At the moment, my supposedly dwarf lime tree is completely covered with hundreds of limes…. So, I was searching for a cake recipe that uses limes and came across this one. This buttery cake has a lovely soft texture that is coated with tangy lime syrup and drizzled with icing.
225g unsalted butter, softened at room temperature
225g caster sugar
3 limes, grated and juiced
pinch of salt
250g self-raising flour
25g ground almonds
4 limes, juiced
(grated zest of one of these limes)
140g caster sugar
4 tablespoons icing sugar
1 lime, juiced
- Line a 20cm square or round cake tin with baking paper. Preheat the oven to 180ºC.
- Cream the butter and sugar together until light and fluffy. Beat in the eggs, one at a time.
- Beat in the lime zest. With a large spoon, add the flour, salt, ground almonds and lime juice until well combined.
- Bake for one hour or until tested with a skewer that comes out clean when inserted in the middle. Place the cake tin on a cooling rack. Prick all over the cake using a skewer.

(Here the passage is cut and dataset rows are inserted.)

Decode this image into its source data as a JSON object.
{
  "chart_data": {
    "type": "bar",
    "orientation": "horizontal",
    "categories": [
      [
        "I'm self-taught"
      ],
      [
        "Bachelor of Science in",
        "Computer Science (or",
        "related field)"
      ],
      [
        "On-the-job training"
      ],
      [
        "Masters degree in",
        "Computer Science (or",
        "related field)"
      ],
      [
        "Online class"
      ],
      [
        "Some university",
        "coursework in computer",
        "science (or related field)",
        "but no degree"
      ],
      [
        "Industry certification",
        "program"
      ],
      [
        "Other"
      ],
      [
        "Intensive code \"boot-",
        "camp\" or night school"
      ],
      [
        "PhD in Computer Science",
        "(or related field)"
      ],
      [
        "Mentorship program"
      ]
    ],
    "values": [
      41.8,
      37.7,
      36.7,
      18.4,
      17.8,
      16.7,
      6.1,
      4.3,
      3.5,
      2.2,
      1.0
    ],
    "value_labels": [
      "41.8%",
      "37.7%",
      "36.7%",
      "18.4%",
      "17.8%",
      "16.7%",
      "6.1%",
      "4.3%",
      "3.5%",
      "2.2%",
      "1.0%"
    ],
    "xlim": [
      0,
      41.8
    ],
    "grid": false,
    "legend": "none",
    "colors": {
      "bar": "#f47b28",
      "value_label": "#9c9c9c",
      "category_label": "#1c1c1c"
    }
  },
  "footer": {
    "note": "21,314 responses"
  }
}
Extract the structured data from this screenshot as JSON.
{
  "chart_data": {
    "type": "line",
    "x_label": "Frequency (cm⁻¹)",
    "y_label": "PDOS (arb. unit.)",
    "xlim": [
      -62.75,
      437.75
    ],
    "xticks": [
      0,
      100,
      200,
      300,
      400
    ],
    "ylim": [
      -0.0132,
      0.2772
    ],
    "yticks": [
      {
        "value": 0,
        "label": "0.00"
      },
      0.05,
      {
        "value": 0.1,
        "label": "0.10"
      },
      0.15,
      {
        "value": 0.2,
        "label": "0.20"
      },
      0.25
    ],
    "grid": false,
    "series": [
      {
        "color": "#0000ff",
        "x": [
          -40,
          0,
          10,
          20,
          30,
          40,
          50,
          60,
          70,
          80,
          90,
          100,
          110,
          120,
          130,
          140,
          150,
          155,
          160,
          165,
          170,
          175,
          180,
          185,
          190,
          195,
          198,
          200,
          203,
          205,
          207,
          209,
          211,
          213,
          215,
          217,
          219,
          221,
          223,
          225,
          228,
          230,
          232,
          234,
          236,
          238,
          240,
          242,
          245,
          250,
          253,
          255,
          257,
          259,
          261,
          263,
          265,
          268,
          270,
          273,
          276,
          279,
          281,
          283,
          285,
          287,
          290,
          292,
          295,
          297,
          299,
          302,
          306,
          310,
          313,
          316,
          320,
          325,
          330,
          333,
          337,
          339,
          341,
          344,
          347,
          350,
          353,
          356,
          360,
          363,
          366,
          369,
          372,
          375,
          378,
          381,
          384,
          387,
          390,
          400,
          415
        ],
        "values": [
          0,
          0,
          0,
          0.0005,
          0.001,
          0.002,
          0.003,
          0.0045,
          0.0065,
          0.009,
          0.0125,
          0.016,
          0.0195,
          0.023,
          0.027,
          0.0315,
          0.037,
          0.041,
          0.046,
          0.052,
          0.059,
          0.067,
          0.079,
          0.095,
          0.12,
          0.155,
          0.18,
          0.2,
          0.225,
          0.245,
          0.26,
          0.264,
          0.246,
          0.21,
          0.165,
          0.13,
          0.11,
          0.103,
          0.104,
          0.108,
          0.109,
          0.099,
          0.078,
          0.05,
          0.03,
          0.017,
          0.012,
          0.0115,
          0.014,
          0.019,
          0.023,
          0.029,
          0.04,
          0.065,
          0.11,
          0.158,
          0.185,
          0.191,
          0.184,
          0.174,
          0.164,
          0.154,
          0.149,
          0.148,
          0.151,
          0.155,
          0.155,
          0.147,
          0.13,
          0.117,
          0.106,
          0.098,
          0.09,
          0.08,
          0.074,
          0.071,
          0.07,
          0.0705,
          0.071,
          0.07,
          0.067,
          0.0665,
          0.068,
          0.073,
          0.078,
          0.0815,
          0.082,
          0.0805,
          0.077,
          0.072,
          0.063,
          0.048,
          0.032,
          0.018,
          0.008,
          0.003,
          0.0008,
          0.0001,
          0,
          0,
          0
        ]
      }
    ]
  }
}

- Make the syrup by putting the lime juice, zest and sugar in a small saucepan. Stir over a medium heat, until the sugar has dissolved and thickened slightly.
- Spoon the hot syrup over the hot cake. Leave cake in the tin until it has cooled down and the syrup has been absorbed.
- Turn the cake out on a cooling rack, remove baking paper and turn it back the right way.
- To make the icing, mix the icing sugar with enough lime juice to make a smooth running consistency. Drizzle the icing on the cake. Allow the icing to set before cutting.